Whitlam’s principal private secretary wrote to the Fretilin and UDT leadership in March 1975 stating that reports of plans for military action had been denied by the Indonesian government and that, “the Australian Government… was glad to receive this confirmation from the Indonesian authorities”.
Whitlam informed the House of Representatives in August 1975 that Indonesian leaders had, “denied that Indonesia has any territorial ambitions towards Portuguese Timor”. He wrote to the Secretary of the Waterside Waters Federation in September 1975 stating that Suharto, “has been clearly and strongly committed to a process of peaceful decolonisation” and had “thus far…exercised considerable restraint”.
Such phrases and sentiments were echoed by DFA officials in their responses to public concerns.
As one Australian diplomat pointed out, the briefings were a form of consultation. Through their acquiescence Australian representatives from the highest levels down effectively gave their assent. Through their public denials they took this a step further, lying to the public and the international community about what they knew, becoming instruments and propagandists not only of the Suharto regime, but of the particular faction within it most bent on undermining the Timorese decolonisation process, if necessary through subversion and violence.
Nor was this process an empty inquiry on the part of Indonesian intelligence.
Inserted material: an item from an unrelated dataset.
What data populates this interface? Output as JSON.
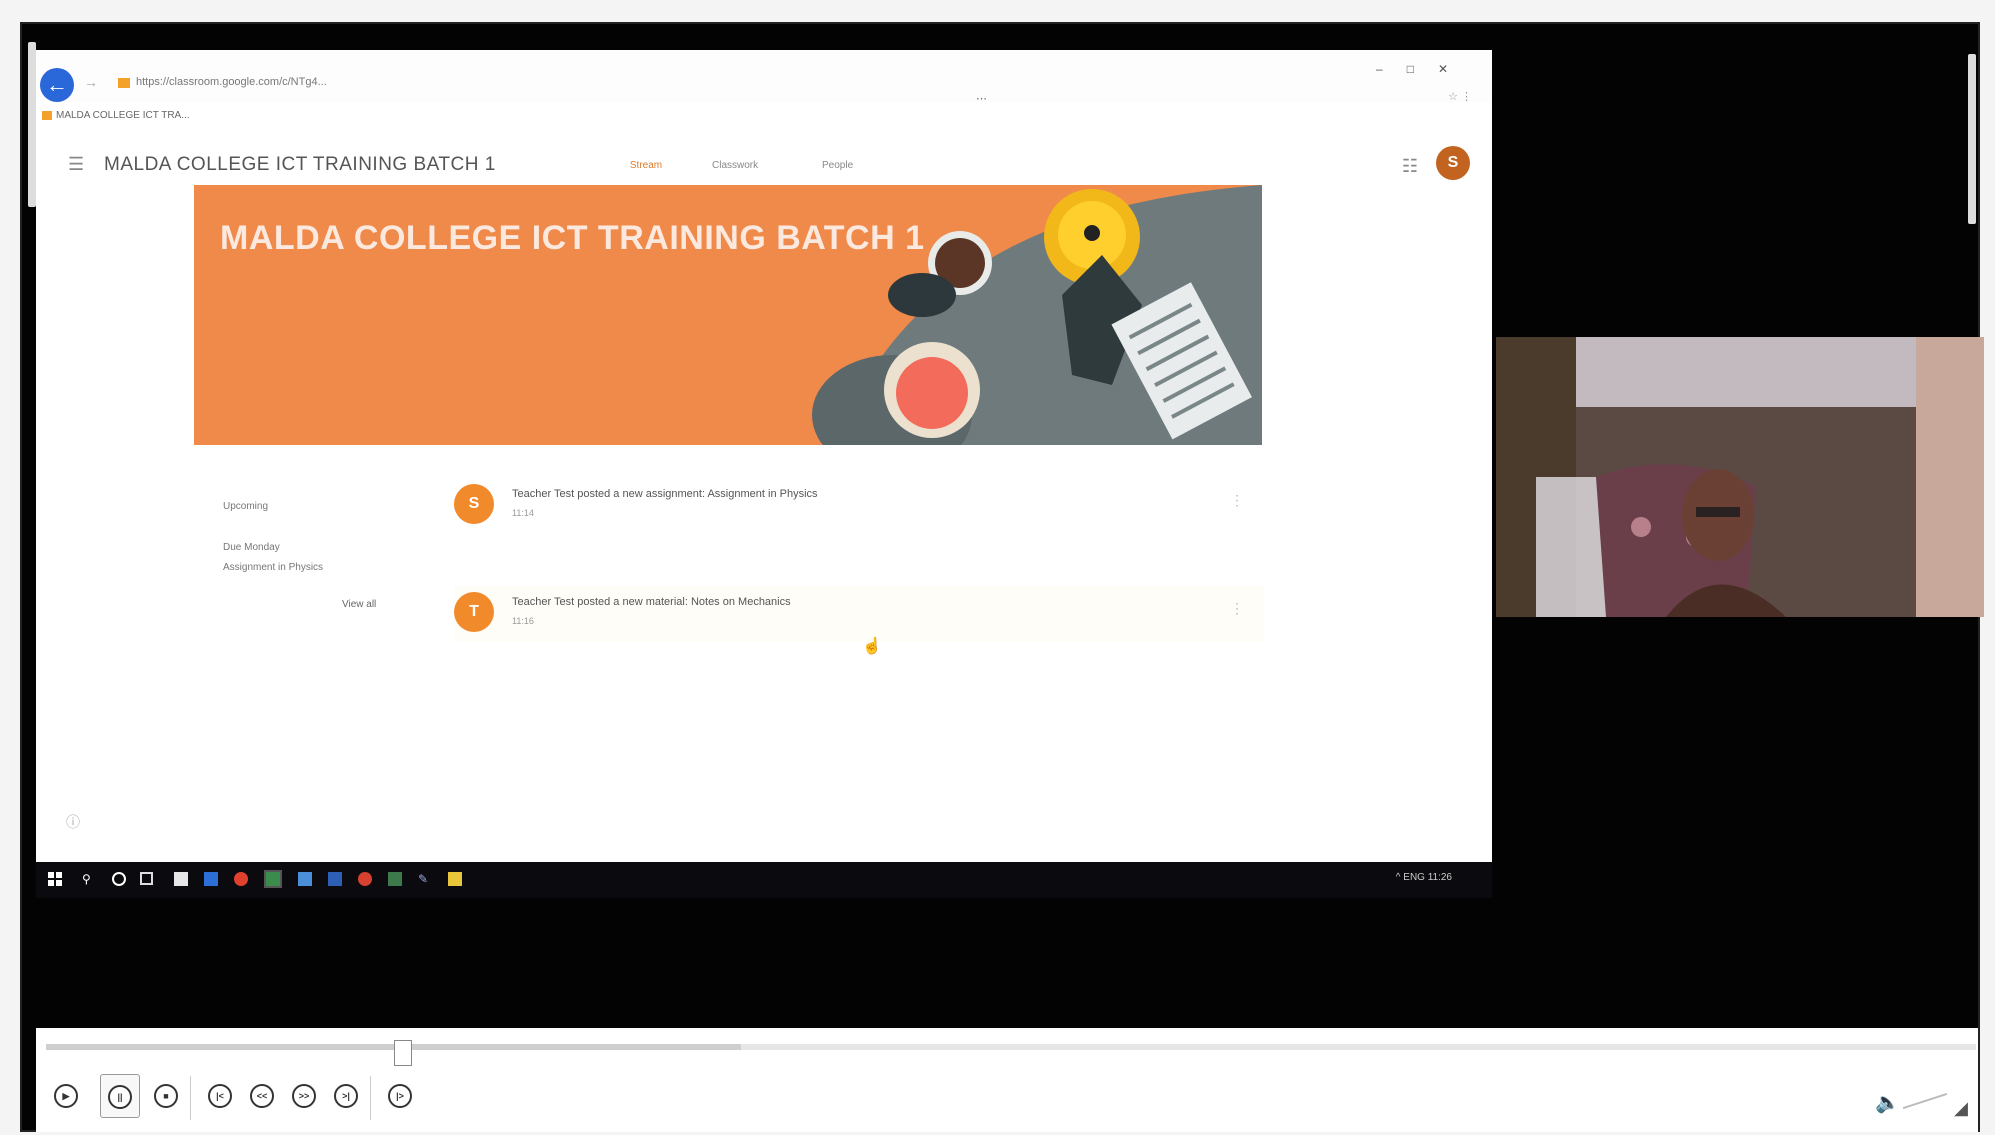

The evidence indicates that the Suharto regime was highly conflicted about its intentions regarding East Timor, with deep concerns from some, including Suharto himself, about the impact an Indonesian invasion would have on Indonesia’s international standing.
Australia’s continued acquiescence – and at times outright encouragement – of Indonesian intervention throughout the year and a half prior to the invasion would have been a strong factor in the decisions to engage in such activities, and in the final decision to invade.
The action of an Indonesian intelligence officer in translating this document into English and providing it to an Australian diplomat can be understood as a form of consultation – an attempt, and a successful one, of producing Australian complicity with planned Indonesian actions.
Twenty-four years of Indonesian occupation, effectively supported for most of this time by a series of compliant Australian governments, left the economy and infrastructure of the nation devastated and created a death toll that credible demographic analysis puts in the hundreds of thousands.
Timor-Leste today is an independent nation and a parliamentary democracy, yet it remains one of the poorest nations in Asia. More than anything its future will depend on a just and equitable settlement of the maritime boundary.
Since Timor-Leste’s independence, Australia has worked against this, withdrawing from jurisdiction of the International Court of Justice, spying on the Timor-Leste cabinet room during the negotiation process of the resources treaty and using what it learned to force an inequitable outcome, even later raiding the offices of Timor-Leste’s barrister and seizing documents.
A settlement of the boundary based on a midway point, as was the ALP position in 2000, would have meant billions of dollars of oil and gas revenue flowing to Timor-Leste that has since gone to Australia, dwarfing the comparatively small amount of aid we have provided.
We cannot turn the clock back to 1975. But an equitable settlement of the Timor Sea boundary based on international law will at least provide the Timorese people the opportunity to move forward into a stable economic future.
Given our history it is the very least the Australian people should demand of their government.